ライブドア問題〜エッジは刑務所の塀の上にあったのだろうか?②

遠い昔の前回の続きです^^

■経済敗戦

堀江さんが駆け回って、仕事をとってきた。特に大きかったのは、有名アーティストのWebデザインを手がけたこと。当時人気絶頂だった、小室哲哉関連のサイトデザインを任された。堀江さんが、知り合いの知り合い、といった具合につてをたどって受注に成功した。

〜〜オン・ザ・エッヂを創業した彼女が歩いてきた道 (3/5)

  1996年4月、東大生だった堀江貴文ら4人が「オン・ザ・エッジ」を設立。女友達の父親から都合した資本金600万円、マンションの一室から始まった。オタクの走りだったとも言われる彼は、インターネットという無限空間に、尽きない夢の広がりを感じていただろう。そして、彼の心には、ドラえもんのポケットが、未知なる世界への扉として輝き、横たわっていたのかもしれない。
  冒頭に引用したように、当時の堀江は、「駆け回って、知り合いの知り合いといった具合につてをたどり、仕事をとってきた」人間だった。汗みずくな青雲の姿であり、「社長日記」*1晩年のグルメにうつつを抜かす彼の姿は読み取れない。


 さて、前回の続きで(古くて忘れていましたよ)、ライブドア(前身オン・ザ・エッヂも含めて)の歴史と社会背景を重ね合わせてみよう。

1996年4月 : 有限会社オン・ザ・エッヂ設立

1997年11月:三洋証券、経営破綻(4日)
     11月:北海道拓殖銀行、経営破綻(17日)
     11月:山一證券、自主廃業(24日)
1998年10月:日本長期信用銀行長銀)が国有化

  マンションの一室で産声を上げて、ドブ板営業に従事する若き四人。彼ら、彼女らは、日本経済の片隅なるエッヂで奮迅していた。貧しくも夢溢れ、躍動的で充実した日々ではなかっただろうか?
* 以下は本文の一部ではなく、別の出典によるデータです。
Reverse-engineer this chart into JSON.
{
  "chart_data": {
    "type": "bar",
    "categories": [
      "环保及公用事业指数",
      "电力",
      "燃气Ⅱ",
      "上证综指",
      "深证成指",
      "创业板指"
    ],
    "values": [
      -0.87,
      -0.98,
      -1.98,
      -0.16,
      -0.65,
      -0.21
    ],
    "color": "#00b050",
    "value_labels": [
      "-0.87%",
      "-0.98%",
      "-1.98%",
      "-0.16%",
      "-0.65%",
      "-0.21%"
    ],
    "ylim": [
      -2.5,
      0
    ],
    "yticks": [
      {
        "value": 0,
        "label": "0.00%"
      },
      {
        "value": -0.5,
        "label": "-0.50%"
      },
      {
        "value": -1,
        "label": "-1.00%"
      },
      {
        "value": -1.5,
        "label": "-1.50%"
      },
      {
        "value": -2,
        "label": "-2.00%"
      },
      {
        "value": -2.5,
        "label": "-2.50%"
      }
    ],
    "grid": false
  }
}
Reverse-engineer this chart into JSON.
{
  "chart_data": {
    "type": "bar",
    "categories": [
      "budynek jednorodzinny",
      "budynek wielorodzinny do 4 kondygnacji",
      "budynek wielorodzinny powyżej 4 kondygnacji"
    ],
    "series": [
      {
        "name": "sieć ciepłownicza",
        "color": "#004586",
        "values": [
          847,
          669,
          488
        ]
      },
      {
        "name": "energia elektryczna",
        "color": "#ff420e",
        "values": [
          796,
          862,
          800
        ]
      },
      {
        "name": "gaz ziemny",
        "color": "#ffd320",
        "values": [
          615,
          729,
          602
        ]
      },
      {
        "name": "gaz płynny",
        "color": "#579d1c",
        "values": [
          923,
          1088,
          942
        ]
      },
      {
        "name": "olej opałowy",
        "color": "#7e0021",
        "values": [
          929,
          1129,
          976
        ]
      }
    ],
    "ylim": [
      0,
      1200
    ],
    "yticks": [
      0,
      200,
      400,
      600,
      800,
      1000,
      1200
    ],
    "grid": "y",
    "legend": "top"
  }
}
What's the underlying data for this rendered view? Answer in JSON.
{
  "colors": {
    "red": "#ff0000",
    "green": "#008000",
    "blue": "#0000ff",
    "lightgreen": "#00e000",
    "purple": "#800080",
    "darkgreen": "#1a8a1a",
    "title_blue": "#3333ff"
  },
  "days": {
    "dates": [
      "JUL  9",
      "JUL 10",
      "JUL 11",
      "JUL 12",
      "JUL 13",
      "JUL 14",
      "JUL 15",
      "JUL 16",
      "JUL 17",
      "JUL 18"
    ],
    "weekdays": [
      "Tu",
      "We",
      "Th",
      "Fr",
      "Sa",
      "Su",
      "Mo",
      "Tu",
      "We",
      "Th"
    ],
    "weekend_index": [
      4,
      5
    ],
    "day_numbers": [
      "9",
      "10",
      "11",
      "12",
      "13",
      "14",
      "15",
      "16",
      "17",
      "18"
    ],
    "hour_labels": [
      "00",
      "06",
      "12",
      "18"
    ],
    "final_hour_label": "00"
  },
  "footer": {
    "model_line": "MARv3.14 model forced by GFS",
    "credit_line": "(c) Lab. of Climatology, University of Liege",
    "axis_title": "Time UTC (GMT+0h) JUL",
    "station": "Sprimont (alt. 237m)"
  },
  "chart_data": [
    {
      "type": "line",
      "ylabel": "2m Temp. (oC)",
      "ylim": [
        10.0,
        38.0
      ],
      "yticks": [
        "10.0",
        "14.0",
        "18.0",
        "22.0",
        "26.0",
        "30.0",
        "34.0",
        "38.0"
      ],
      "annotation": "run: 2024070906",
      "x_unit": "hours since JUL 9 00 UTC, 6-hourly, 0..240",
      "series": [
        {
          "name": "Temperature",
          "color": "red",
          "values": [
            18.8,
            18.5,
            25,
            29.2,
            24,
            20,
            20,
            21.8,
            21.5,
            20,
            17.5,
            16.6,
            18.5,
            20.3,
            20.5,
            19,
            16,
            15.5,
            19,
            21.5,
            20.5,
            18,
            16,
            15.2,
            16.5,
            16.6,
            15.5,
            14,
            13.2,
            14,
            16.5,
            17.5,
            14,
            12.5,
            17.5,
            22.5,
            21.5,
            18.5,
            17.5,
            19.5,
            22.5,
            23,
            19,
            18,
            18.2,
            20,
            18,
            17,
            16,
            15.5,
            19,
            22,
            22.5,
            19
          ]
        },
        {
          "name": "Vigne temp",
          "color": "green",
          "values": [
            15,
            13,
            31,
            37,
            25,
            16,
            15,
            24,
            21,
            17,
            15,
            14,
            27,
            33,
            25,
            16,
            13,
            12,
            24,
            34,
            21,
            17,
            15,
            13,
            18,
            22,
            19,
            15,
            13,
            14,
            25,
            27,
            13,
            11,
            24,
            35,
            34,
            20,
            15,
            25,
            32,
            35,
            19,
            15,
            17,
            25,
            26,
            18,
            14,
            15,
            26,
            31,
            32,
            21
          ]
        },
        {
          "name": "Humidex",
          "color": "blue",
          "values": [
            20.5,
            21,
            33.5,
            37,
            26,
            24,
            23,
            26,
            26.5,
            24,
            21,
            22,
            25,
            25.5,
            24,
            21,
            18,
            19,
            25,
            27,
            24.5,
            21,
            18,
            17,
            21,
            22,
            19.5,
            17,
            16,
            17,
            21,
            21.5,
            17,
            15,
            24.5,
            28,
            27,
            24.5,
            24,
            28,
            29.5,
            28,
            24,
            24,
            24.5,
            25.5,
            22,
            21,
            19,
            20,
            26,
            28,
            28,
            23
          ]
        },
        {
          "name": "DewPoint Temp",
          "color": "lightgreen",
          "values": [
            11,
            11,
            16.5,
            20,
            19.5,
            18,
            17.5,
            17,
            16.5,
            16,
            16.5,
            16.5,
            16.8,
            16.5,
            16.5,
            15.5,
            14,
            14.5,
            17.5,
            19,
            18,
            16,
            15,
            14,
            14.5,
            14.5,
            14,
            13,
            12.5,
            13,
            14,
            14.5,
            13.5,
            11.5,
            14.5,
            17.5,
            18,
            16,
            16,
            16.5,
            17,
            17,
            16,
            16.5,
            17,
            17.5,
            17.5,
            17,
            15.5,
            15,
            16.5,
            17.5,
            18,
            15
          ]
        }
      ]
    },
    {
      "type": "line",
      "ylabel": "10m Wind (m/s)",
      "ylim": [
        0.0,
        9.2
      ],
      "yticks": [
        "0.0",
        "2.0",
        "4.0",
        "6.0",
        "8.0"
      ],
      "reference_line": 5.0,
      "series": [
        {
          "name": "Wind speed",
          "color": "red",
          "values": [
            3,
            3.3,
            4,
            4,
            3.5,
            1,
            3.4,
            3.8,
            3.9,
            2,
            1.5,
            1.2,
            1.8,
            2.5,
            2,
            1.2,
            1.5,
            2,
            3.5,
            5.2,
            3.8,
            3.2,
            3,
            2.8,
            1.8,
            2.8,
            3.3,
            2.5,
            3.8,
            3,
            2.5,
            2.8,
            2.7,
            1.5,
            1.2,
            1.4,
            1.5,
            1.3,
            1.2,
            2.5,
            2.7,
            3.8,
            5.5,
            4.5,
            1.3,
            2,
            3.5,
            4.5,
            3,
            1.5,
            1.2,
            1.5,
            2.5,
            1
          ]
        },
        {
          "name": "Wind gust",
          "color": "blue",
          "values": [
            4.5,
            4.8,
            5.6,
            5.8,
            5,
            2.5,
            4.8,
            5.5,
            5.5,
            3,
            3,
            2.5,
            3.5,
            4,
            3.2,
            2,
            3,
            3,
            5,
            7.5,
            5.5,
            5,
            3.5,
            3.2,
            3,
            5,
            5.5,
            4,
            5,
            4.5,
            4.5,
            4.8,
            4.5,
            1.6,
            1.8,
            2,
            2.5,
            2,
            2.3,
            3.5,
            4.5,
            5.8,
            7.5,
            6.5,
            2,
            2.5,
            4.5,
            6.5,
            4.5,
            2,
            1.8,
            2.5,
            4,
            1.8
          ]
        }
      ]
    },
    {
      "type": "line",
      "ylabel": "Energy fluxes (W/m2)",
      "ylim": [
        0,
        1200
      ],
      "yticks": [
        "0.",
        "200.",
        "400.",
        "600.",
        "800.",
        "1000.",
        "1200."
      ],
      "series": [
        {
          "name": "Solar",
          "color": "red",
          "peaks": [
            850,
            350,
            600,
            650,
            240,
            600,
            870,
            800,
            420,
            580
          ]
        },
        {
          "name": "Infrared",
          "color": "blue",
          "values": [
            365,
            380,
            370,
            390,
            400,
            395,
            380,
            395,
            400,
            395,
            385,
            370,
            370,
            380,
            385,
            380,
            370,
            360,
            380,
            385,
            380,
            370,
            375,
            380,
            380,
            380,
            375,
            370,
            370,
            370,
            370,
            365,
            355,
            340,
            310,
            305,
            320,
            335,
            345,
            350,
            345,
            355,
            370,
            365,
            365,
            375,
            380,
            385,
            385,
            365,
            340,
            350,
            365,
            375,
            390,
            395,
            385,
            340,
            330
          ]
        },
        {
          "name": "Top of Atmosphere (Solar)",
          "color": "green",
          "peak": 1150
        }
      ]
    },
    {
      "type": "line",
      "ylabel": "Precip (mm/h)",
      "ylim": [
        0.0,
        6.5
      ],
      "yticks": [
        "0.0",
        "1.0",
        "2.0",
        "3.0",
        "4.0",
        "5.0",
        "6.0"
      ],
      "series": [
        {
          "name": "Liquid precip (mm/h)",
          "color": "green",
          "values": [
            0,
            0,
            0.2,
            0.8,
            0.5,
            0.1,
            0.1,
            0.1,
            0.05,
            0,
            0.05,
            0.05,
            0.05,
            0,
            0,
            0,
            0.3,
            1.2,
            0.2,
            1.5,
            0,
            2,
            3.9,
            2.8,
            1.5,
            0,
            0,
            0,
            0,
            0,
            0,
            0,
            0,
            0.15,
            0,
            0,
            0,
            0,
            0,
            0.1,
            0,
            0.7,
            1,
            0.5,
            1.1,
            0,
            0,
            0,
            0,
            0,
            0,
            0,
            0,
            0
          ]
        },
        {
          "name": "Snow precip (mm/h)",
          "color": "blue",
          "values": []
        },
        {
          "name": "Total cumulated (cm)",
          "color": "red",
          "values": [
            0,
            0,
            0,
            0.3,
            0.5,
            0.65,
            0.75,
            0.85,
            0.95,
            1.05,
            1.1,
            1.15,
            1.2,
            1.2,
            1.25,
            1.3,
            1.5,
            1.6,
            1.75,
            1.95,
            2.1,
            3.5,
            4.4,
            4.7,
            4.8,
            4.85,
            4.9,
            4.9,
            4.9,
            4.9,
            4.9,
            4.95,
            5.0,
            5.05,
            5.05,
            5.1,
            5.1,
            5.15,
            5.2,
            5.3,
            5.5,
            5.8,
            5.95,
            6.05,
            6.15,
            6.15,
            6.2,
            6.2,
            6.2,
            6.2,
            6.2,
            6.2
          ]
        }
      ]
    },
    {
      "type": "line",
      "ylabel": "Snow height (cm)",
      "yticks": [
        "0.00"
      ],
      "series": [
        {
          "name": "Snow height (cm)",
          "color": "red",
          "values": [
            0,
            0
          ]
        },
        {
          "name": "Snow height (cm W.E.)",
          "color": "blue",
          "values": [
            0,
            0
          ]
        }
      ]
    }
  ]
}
  しかし、翌97年に日本経済に激震が走った。金融システム不安である。東洋一のディーリングルームを誇った三洋証券が、あえなく経営破綻し、続く北海道拓殖銀行の破綻により、磐石の確信たる都市銀行神話が崩壊した。そして、60年代の証券危機(山一ショック)において、国を挙げての支援で救済し、更なる高度成長を持続実現した象徴である山一證券の自主廃業。
  極めつけは、日本長期信用銀行の国有化だ。これは、瑕疵担保条項という屈辱的付帯条項を盛り込んで、外資系投資組合に売却される端緒となった。日本の国力では、為す術が無いという絶望が顕現し、日本社会に蔓延したのである。
  社会生活への影響は、比較するべくもないが、情緒・心情的な影響は第二次大戦における敗戦に等しいものがあったに違いない。経済敗戦である。

 このとき、「オン・ザ・エッジ」の堀江たちは、どう感じただろうか?敗戦の焼け野原で、文化、教養、知性は無力であるとの諦念に至ったことは、想像に難くない。これからも語り継がれるであろう堀江の「カネで買えないモノはない」という身も蓋もない”箴言”。退廃的ではありながら、直情直径のリアリズムが滲み出ているのは、経済敗戦の焼け野原を体験したからだと思う。